As noted elsewhere in the GreenTechMedia article, the landscape in residential solar finance is changing rapidly. Loans are becoming increasingly popular with home owners as they are typically much more sensible financing options. If anything, we believe GreenTechMedia Research underestimates the trend toward loan products. We expect the market to move much more rapidly from TPO (thermoplastic polyolefin) products than what GreenTechMedia Research suggests.

Even if one were to subscribe to GreenTechMedia Research's numbers, only 57% of the market in 2016 is estimated to TPO products. In effect, the total available market for TPO products sold by SolarCity, SunRun (NASDAQ:RUN), Vivint Solar (NYSE:VSLR) and SunEdison (SUNE) is not growing as rapidly as the overall market. In this maturing residential solar market, SolarCity is desperately in need of a loan product.

Unfortunately for SolarCity's shareholders, this is not a winnable game for the company. Banks, with their tremendous cost of capital advantage compared to companies like SolarCity, will always offer superior and lower interest rate products. If and when SolarCity releases its new loan product, it is effectively doomed to be uncompetitive right off the bat.

While SolarCity's Q1 guidance likely comprehends the loss of the MyPower product line for the quarter, we believe the 2016 guidance is based on optimism about a new loan product that does not exist today and a product that will not be competitive when released. The other major challenge for SolarCity is that any new product that it comes out with is likely to have far worse theoretical IRR and NPV than the products it currently markets.

When coupled with the fact that the incremental growth is likely to driven by the lower ASP commercial business and uncompetitive loan product, it no longer makes sense for investors to measure SolarCity by MW growth. Given the dynamics, we expect revenue growth to significantly lag MW growth. In fact, we believe there is a significant likelihood that 2016 will be a negative revenue growth year for SolarCity.

In terms of installed base, we have long maintained that the Company has negative value generation. While SolarCity proponents have contested our view as speculative, it now appears that between Nevada and MyPower about 10% of SolarCity's assets are demonstrably and seriously impaired. We expect the impairment on remaining assets will start becoming increasingly visible over time. The next major negative news on this front is likely to become public when SolarCity announces the sale of its first tranche of assets. However, it is also likely that bad news will come to fore as early as this week as SunEdison attempts to wrap or terminate its Vivint deal.

Summary

SolarCity's MyPower loan product is officially dead. The loss of MyPower and the pervasiveness of loan products in the market means that an increasing portion of the company's 2016 MWs will come from lower price commercial assets. Consequently, SolarCity could see its first declining revenue year in 2016.

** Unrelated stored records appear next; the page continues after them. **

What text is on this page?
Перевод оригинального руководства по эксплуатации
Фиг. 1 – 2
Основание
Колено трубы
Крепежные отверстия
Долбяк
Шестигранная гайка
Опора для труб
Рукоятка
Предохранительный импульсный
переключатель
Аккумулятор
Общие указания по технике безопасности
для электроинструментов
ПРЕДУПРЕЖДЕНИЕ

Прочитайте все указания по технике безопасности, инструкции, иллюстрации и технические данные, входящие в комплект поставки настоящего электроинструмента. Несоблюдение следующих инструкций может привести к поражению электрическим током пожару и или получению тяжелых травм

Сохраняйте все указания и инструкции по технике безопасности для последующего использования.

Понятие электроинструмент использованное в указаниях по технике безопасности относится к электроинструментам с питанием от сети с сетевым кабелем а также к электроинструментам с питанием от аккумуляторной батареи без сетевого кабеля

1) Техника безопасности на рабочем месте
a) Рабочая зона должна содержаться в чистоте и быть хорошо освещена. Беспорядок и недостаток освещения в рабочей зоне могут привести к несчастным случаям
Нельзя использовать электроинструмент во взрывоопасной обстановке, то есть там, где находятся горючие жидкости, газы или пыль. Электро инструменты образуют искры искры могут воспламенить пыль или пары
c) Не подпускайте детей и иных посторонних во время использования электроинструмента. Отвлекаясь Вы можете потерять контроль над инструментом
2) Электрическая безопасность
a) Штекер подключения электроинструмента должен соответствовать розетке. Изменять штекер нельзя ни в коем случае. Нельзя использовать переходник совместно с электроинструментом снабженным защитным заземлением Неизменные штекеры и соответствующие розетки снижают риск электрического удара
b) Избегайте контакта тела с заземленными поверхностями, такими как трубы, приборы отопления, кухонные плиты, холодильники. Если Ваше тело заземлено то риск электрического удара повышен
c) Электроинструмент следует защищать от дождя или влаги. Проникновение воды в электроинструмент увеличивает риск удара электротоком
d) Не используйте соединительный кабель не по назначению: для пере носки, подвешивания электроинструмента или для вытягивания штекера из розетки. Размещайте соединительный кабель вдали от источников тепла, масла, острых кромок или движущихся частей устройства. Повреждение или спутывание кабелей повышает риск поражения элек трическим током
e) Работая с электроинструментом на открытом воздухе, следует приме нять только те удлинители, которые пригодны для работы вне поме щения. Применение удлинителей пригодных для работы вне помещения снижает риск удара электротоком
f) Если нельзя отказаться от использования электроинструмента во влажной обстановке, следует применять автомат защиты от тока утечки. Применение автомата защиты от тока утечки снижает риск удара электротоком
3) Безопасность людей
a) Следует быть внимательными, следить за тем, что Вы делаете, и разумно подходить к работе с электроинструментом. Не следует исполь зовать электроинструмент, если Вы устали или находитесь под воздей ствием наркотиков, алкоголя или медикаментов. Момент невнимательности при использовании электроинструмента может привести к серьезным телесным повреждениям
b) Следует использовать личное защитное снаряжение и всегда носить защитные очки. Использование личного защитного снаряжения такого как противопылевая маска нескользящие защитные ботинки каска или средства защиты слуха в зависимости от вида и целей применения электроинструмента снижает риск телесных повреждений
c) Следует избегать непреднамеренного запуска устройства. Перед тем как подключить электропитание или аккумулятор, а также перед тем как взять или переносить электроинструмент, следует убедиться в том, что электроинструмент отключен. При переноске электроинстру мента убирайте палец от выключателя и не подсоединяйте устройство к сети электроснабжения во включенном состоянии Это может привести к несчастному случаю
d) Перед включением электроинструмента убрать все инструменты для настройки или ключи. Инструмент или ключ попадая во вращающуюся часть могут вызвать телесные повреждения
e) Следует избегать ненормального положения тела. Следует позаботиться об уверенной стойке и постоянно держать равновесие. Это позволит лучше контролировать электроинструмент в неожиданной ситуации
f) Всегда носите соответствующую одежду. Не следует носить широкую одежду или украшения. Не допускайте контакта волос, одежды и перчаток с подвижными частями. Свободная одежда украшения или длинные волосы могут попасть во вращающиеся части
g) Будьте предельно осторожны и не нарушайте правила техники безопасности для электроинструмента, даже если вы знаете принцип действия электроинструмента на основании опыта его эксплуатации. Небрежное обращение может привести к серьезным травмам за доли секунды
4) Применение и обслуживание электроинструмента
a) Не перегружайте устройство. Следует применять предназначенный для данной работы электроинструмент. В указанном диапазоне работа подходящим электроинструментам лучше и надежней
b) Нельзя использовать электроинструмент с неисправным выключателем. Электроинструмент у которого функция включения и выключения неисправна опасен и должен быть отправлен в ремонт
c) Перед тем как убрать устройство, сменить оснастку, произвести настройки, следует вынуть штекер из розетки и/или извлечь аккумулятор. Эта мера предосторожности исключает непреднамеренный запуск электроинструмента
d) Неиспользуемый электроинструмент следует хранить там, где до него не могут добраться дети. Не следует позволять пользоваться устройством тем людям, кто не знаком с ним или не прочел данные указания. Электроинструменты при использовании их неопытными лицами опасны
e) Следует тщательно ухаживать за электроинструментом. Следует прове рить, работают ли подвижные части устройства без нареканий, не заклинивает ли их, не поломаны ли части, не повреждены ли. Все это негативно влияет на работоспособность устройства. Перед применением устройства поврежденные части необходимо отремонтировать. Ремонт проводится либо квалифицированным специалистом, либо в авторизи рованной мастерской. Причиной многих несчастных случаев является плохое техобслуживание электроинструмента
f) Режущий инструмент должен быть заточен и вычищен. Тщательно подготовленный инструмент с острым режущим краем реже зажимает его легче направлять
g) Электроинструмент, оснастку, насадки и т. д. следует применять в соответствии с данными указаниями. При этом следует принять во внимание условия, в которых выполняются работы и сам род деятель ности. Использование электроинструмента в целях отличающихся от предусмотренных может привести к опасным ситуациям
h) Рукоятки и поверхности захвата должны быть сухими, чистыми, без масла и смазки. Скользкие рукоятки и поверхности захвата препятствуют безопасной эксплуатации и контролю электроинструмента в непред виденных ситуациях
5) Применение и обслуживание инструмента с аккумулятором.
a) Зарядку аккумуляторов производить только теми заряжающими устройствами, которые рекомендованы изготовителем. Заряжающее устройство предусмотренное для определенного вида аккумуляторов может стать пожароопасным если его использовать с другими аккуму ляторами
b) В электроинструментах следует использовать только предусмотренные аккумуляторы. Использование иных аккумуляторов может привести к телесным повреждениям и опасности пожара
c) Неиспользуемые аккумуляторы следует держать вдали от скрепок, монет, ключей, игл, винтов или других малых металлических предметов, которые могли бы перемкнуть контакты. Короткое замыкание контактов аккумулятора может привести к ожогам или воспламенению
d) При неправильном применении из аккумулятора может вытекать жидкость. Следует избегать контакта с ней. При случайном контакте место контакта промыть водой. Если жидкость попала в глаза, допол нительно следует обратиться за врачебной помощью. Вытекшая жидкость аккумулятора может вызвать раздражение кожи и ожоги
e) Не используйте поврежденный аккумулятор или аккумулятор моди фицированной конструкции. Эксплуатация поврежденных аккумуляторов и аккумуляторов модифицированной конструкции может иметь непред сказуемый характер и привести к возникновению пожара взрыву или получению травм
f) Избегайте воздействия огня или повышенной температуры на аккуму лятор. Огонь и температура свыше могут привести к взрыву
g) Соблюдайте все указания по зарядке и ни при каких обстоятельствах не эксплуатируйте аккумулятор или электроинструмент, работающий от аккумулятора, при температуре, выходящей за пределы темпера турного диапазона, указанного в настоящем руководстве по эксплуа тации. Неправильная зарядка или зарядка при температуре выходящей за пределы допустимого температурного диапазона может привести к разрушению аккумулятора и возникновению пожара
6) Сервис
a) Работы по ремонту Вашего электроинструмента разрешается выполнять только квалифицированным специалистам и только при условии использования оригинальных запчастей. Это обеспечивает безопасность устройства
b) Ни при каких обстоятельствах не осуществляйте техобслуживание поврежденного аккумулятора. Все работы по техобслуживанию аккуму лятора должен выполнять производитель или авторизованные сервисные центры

Between MyPower and Nevada holdings, about 10% of the assets that SolarCity now holds on its balance sheet are seriously impaired. The remaining assets will start becoming unquestionably impaired as market dynamics change and as capital markets start assigning increasingly higher discount rates to these assets over time.

We continue to maintain that the equity is worthless. Our view of SCTY -- sell short.

Disclosure: I am/we are long SUNE.

I wrote this article myself, and it expresses my own opinions. I am not receiving compensation for it (other than from Seeking Alpha). I have no business relationship with any company whose stock is mentioned in this article.